Earlier this month, John blogged about a view of how to structure SPAC warrants to permit them to be classified as equity for financial reporting purposes. This followed the joint statement by Corp Fin leadership that SPAC warrants may need to be classified as liabilities. Although this path forward has emerged, according to reporting from Bloomberg, most SPACs that have gone public in the time since Corp Fin’s statement have taken a more conservative approach and stuck with classifying warrants as liabilities. Here’s an excerpt:
The majority of the almost three dozen special purpose acquisition companies that went public since the Securities and Exchange Commission’s market-jolting accounting announcement in mid-April are sticking to what they know: the same investor terms and incentives they used prior to the SEC’s warning. This means less favorable accounting that produces swings in earnings.

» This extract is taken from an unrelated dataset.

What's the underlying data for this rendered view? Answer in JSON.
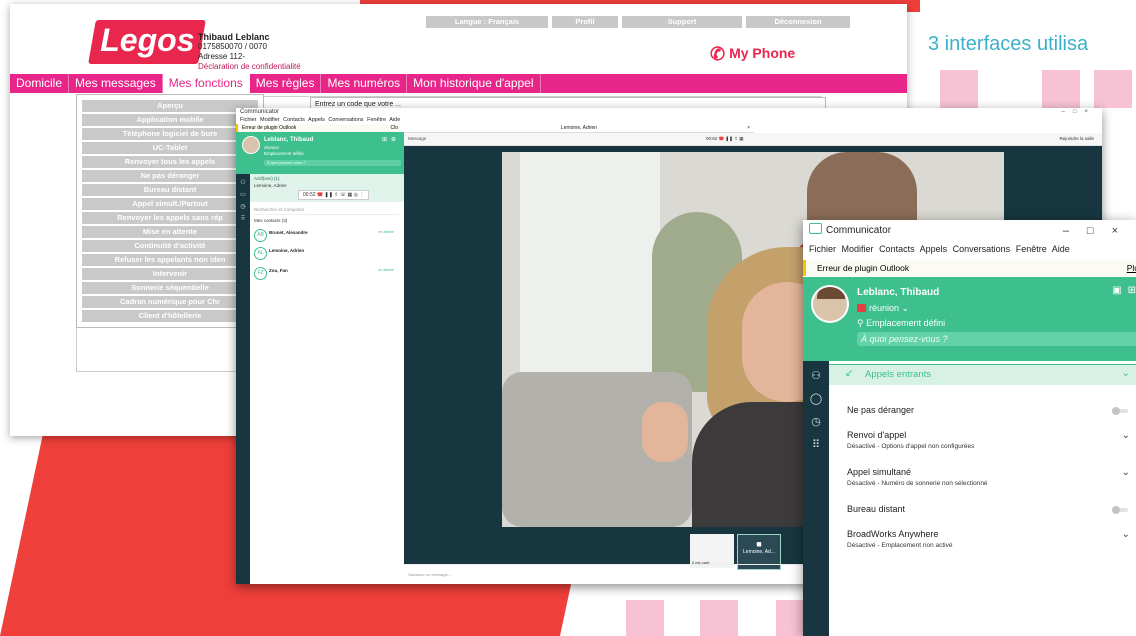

Twenty four of the 34 SPACs that raised money through public offerings included warrants — incentives that let investors buy shares at a fixed price in the future—with terms that require them to be accounted for as liabilities on their balance sheets. Nine offered no warrants at all and one blank-check company structured its warrants so they would be classified as equity, securities filings show.
The article does say though things may start to change and cites an example of a company planning to issue warrants and account for them as equity. For now, most companies appear to be sticking with a less risky path and it’ll likely take some time to see whether the pace picks up with more companies dipping their toes in the water and structuring SPAC warrants to classify them as equity.